Along the margins, the team took the opportunity to hold brief bilateral discussions with the Thailand Department of Fisheries on issues of mutual interest, namely, the signing of a fisheries cooperation Memorandum of Understanding (MoU).
The MoU, signed on 22 February, is the result of a year-long engagement between the 2 countries whereby both sides identified that reciprocal exchange of fisheries data was an area of critical importance that would require mutual collaboration between key players, in this case, RMI (Majuro) being arguably the busiest transhipment port in the world and Thailand (Bangkok) as the largest tuna receiving/processing port.
With the signing of the MoU, the RMI, through MIMRA, will now be able to receive verified weights of tuna catches that are transhipped in Majuro and offloaded in Bangkok from Thai fisheries inspection officers on a regular basis.
In essence, this will enable officers on both sides to trace the catch both ways to ensure its legality throughout the entire chain of custody thereby preventing Illegal, Unreported, and Unregulated (IUU) fishing practices.
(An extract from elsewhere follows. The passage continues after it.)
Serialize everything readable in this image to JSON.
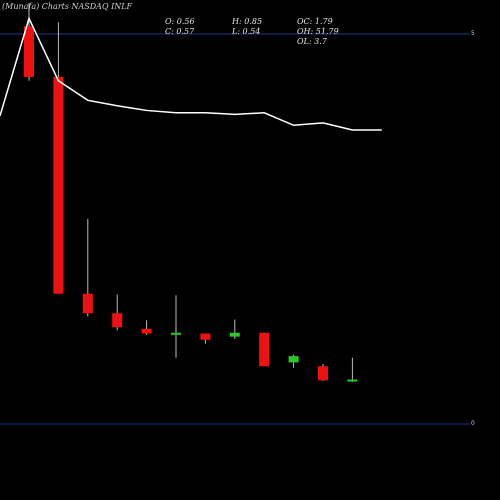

This verified information is vital to further understand the magnitude of the catch underreporting problem in the region.
MIMRA will provide relevant transhipment data to Thailand’s Department of Fisheries including estimation of volumes transhipped in Majuro port along with departure clearance of carrier vessels with full traceability of catch on board and hatch plan totals – information that Thailand has otherwise been unable to collect from Coastal States whose EEZs the catch is taken and in this case the port of Majuro where a large volume of the tuna that ends up in Bangkok is transhipped from purse seine fishing vessels onto carrier vessels.
The MoU is in line with the RMI IUU-Free Pacific initiative as declared by H.E. Madam President Dr. Hilda C. Heine last year. Having this direct link of collaboration with a key player like Thailand further facilitates the fulfilment of obligations under the FAO Port State Measures Agreement (PSMA), which the RMI, through MIMRA, is currently considering signing and ratifying in the near future.
*The GFETW is a biennial or triennial conference organized by the International Fisheries Monitoring Control and Survelliance (MCS) Network to improve and enhance capacity and communications of MCS practitioners around the world. Sustainable fisheries can only be achieved when fishing is pursued in compliance with the applicable rules, and therefore all fishing activities in the world’s oceans and seas should be subject to adequate levels of monitoring, surveillance, inspection and enforcement.